Fix Index hadoop failing with index.zip is not a valid DFS filename (#11316)
* * Fix bug
* * simplify class loading
* * fix example configs for integration tests
* Small classloader cleanup
Co-authored-by: jon-wei <jon.wei@imply.io>
diff --git a/indexing-hadoop/src/main/java/org/apache/druid/indexer/JobHelper.java b/indexing-hadoop/src/main/java/org/apache/druid/indexer/JobHelper.java
index c680d27..7e0ab4c 100644
--- a/indexing-hadoop/src/main/java/org/apache/druid/indexer/JobHelper.java
+++ b/indexing-hadoop/src/main/java/org/apache/druid/indexer/JobHelper.java
@@ -476,8 +476,8 @@
return new DataSegmentAndIndexZipFilePath(
finalSegment,
- tmpPath.toUri().getPath(),
- finalIndexZipFilePath.toUri().getPath()

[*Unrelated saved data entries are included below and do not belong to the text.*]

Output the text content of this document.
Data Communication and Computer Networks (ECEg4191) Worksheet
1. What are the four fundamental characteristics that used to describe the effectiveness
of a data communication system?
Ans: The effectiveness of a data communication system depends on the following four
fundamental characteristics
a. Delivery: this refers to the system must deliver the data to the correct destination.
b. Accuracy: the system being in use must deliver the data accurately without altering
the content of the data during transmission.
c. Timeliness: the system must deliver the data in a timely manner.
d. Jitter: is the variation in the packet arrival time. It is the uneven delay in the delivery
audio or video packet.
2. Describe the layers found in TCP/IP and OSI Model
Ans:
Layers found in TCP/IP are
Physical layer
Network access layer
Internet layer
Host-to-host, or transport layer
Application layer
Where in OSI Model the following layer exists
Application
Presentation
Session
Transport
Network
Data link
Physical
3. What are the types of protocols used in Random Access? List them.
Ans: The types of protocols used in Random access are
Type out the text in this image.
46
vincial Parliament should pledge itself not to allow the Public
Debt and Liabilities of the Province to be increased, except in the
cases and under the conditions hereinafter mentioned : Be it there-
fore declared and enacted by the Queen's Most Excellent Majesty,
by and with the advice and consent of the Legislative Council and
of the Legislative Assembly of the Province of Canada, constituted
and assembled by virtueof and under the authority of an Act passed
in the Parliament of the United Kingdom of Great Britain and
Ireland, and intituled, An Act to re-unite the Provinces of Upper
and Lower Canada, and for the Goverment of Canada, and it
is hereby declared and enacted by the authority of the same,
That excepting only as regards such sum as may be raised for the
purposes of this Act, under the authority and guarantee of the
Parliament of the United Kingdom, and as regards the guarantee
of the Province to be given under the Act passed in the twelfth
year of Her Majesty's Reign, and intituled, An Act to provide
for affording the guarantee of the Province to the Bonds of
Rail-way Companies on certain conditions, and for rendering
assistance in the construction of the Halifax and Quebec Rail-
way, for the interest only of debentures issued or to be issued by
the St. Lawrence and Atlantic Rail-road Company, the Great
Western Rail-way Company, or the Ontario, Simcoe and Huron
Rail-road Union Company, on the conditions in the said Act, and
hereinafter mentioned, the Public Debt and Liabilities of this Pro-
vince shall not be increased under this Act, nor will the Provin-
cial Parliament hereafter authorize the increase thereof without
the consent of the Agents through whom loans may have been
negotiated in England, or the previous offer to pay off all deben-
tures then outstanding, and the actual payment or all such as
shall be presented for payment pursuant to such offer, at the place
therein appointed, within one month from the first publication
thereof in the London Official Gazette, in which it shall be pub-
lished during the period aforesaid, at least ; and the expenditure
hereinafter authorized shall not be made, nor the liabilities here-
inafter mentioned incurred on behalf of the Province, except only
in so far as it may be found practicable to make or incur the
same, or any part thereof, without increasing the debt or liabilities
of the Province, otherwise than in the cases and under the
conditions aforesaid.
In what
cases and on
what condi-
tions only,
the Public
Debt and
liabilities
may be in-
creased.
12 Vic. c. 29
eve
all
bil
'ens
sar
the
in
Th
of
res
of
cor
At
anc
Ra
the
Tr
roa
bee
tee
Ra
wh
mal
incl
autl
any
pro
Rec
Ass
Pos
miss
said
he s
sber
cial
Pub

+ tmpPath.toUri().toString(),
+ finalIndexZipFilePath.toUri().toString()
);
}
diff --git a/indexing-service/src/main/java/org/apache/druid/indexing/common/task/HadoopIndexTask.java b/indexing-service/src/main/java/org/apache/druid/indexing/common/task/HadoopIndexTask.java
index 37ffb4c..a163905 100644
--- a/indexing-service/src/main/java/org/apache/druid/indexing/common/task/HadoopIndexTask.java
+++ b/indexing-service/src/main/java/org/apache/druid/indexing/common/task/HadoopIndexTask.java
@@ -450,16 +450,11 @@
List<DataSegmentAndIndexZipFilePath> dataSegmentAndIndexZipFilePaths = buildSegmentsStatus.getDataSegmentAndIndexZipFilePaths();
if (dataSegmentAndIndexZipFilePaths != null) {
indexGeneratorJobSuccess = true;
- try {
- Thread.currentThread().setContextClassLoader(oldLoader);
- renameSegmentIndexFilesJob(
- toolbox.getJsonMapper().writeValueAsString(indexerSchema),
- toolbox.getJsonMapper().writeValueAsString(dataSegmentAndIndexZipFilePaths)
- );
- }
- finally {
- Thread.currentThread().setContextClassLoader(loader);
- }
+ renameSegmentIndexFilesJob(
+ toolbox.getJsonMapper().writeValueAsString(indexerSchema),
+ toolbox.getJsonMapper().writeValueAsString(dataSegmentAndIndexZipFilePaths)
+ );
+
ArrayList<DataSegment> segments = new ArrayList<>(dataSegmentAndIndexZipFilePaths.stream()
.map(
DataSegmentAndIndexZipFilePath::getSegment)
@@ -545,22 +540,20 @@
}
}
+ /**
+ * Must be called only when the hadoopy classloader is the current classloader
+ */
private void renameSegmentIndexFilesJob(
String hadoopIngestionSpecStr,
String dataSegmentAndIndexZipFilePathListStr
)
{
- final ClassLoader oldLoader = Thread.currentThread().getContextClassLoader();
+ final ClassLoader loader = Thread.currentThread().getContextClassLoader();
try {
- ClassLoader loader = HadoopTask.buildClassLoader(
- getHadoopDependencyCoordinates(),
- taskConfig.getDefaultHadoopCoordinates()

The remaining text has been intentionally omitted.